In a surprising turn of events, the local Prometric staff was very helpful and extremely apologetic.  The Customer Service group was also helpful and very professional, even as they fought against the IT morons (who, five days later, still hadn’t removed the out-of-service location from the reservations system).  And in a first for me, one of the local people (Rhyon) called me up to advise me that I had been rescheduled in the dead facility: without asking, he checked, acted on his own, and provided professional service.

I believe employees want to do the best job they can.  And I believe they’re often Dilbert’ed.  I wonder if Prometric’s management wear red noses, makeup, and floppy shoes?  They don’t have to practice falling all over each other, that’s for sure.

No, this is not moonbounce.  Today has been a Prometric day: that means the Prometric web site doesn’t work, you can’t find the right contact telephone number, you wade through a thicket of voice-mail prompts, and you end up holding for ten minutes.  Then, the first couple of people you speak with give you the wrong answer (“There’s no such thing as a Prometric student ID”) until somebody mentions, “Oh, the PMI testing is on a different system from the IT tests.”  Since then web site isn’t working, you have to spent another 30 minutes working with Customer Service while they get you set up.

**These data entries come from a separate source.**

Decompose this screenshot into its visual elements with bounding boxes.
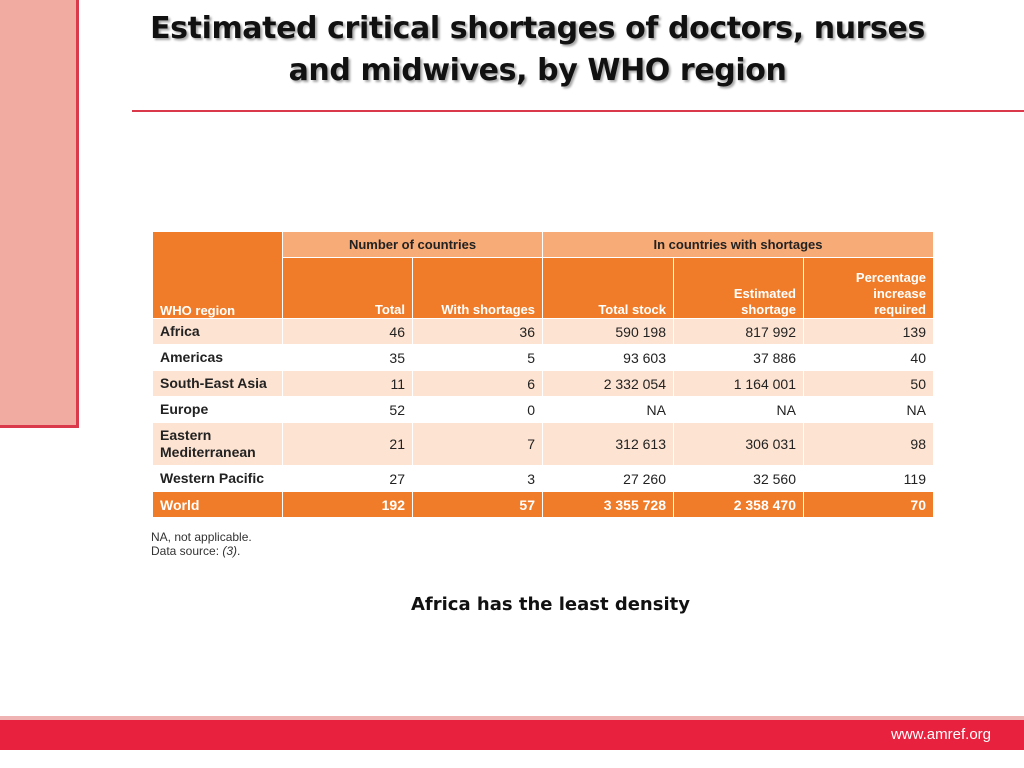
col-header-region: WHO region [153, 232, 283, 319]
group-header-countries: Number of countries [283, 232, 543, 258]
footer-base [0, 750, 1024, 768]
cell-with-shortages: 7 [413, 423, 543, 466]
cell-pct-increase: NA [804, 397, 934, 423]
cell-total-stock: 93 603 [543, 345, 674, 371]
cell-total-stock: 590 198 [543, 319, 674, 345]
cell-region: World [153, 492, 283, 518]
table-row [153, 397, 934, 423]
cell-region: Eastern Mediterranean [153, 423, 283, 466]
shortage-table [152, 231, 934, 518]
col-header-estimated-shortage: Estimated shortage [674, 258, 804, 319]
group-header-shortages: In countries with shortages [543, 232, 934, 258]
cell-total: 46 [283, 319, 413, 345]
cell-region: Americas [153, 345, 283, 371]
footer-url: www.amref.org [890, 726, 991, 743]
cell-pct-increase: 139 [804, 319, 934, 345]
cell-pct-increase: 98 [804, 423, 934, 466]
col-header-total-stock: Total stock [543, 258, 674, 319]
cell-estimated-shortage: 32 560 [674, 466, 804, 492]
table-row [153, 345, 934, 371]
cell-pct-increase: 50 [804, 371, 934, 397]
side-decoration-panel [0, 0, 79, 428]
cell-total: 52 [283, 397, 413, 423]
col-header-with-shortages: With shortages [413, 258, 543, 319]
cell-estimated-shortage: 1 164 001 [674, 371, 804, 397]
cell-with-shortages: 5 [413, 345, 543, 371]
cell-total: 11 [283, 371, 413, 397]
cell-total: 192 [283, 492, 413, 518]
cell-pct-increase: 40 [804, 345, 934, 371]
cell-pct-increase: 70 [804, 492, 934, 518]
cell-with-shortages: 36 [413, 319, 543, 345]
cell-with-shortages: 0 [413, 397, 543, 423]
cell-total-stock: 3 355 728 [543, 492, 674, 518]
cell-total: 27 [283, 466, 413, 492]
cell-region: Western Pacific [153, 466, 283, 492]
na-note: NA, not applicable. [151, 530, 252, 544]
title-divider [132, 110, 1024, 112]
cell-estimated-shortage: 37 886 [674, 345, 804, 371]
cell-total-stock: 312 613 [543, 423, 674, 466]
group-header-row [153, 232, 934, 258]
cell-estimated-shortage: NA [674, 397, 804, 423]
cell-total-stock: 2 332 054 [543, 371, 674, 397]
table-row [153, 371, 934, 397]
slide-title-line-1: Estimated critical shortages of doctors, nurses [150, 11, 925, 46]
data-source-note: Data source: (3). [151, 544, 241, 558]
cell-estimated-shortage: 817 992 [674, 319, 804, 345]
slide-title-line-2: and midwives, by WHO region [288, 53, 787, 88]
cell-total-stock: NA [543, 397, 674, 423]
cell-pct-increase: 119 [804, 466, 934, 492]
cell-estimated-shortage: 2 358 470 [674, 492, 804, 518]
cell-total: 35 [283, 345, 413, 371]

It’s hard to believe that Microsoft, the Project Management Institute, IBM, and others have been hornswoggled into using Prometric.  Apparently none of these sold-gold outfits bothered to review incident logs or run some black-box (anonymous) test cases through Prometric’s support system.  “Inspect what you expect“, right?

The only thing harder than passing some of the certifications I have planned will be holding my nose while paying Prometric for the privilege.